O nada está frequentemente longe da verdade, mas não sabemos a que distância. Pode ser branco ou preto, até branco e preto em simultâneo. É simples para o mais pretensioso incompetente e conceptualmente complicado até para Deus. Talvez por isso, o mundo está cheio de gente que conhece, compreende e acredita no nada. Há até pedantes, a que chamaremos nulófilos, para quem o nada é sagrado.
O Rei Lear, e os antigos filósofos, diziam ex nihilo nihil fit, o mesmo que o nada vem do nada. Tal máxima atribui enorme poder ao nada ao fazê-lo causa de si próprio, como Deus—causa sui. Para Leibniz, era mais simples que todas as coisas e por isso perguntou um dia porque havia coisas em vez do nada. John Done, falando do alto do púlpito em 1620, proclamou: Quanto mais simples é a coisa, mais difícil é conhecê-la. Por isso, invisível e ininteligível, é nada.

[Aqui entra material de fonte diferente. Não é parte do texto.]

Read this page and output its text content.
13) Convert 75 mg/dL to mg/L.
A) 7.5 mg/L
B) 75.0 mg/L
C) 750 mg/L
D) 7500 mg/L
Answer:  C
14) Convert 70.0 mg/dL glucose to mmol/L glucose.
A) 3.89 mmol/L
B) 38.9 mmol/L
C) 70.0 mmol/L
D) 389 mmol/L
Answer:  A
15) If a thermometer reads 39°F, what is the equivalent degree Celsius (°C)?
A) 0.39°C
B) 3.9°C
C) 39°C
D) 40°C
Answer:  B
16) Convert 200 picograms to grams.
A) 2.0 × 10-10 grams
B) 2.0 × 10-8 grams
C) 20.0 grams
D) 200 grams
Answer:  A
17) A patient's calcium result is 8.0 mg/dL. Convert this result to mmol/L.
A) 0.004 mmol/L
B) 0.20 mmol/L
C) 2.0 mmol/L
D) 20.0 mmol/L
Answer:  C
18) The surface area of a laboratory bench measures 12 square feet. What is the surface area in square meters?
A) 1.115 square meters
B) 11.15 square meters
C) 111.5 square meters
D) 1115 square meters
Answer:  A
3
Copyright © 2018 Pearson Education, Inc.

Segundo o filósofo suíço Karl Barth, o nada surgiu simultaneamente com o alguma coisa, quando Deus criou o mundo. Por isso, para Barth, nada é o que Deus não quer. Alguma coisa e nada serão gémeos ontológicos antagónicos.
O filósofo americano Robert Nozick, tomando a ideia de Heidegger, segundo a qual nada é uma força de aniquilação, criticava: se é, aniquila-se a si própria e origina alguma coisa.
O acima citado Parmenides de Eleia dizia que o nada não pode ser concebido intelectualmente e, consequentemente, expresso em palavras—porque ver nada é não ver, falar de ou pensar em nada é não pensar e andar nada é não andar. A convesa sobre o nada tem o mesmo significado que as bolhas de ar a sair da boca do peixe no aquário.
Bertrand Russel, citado há dias, dizia que Ciência é o que se sabe e Filosofia o que não se sabe. Voilà!

(O texto é inspirado no livro de Jim Holt "Why Does the World Exist?"—muito bom!)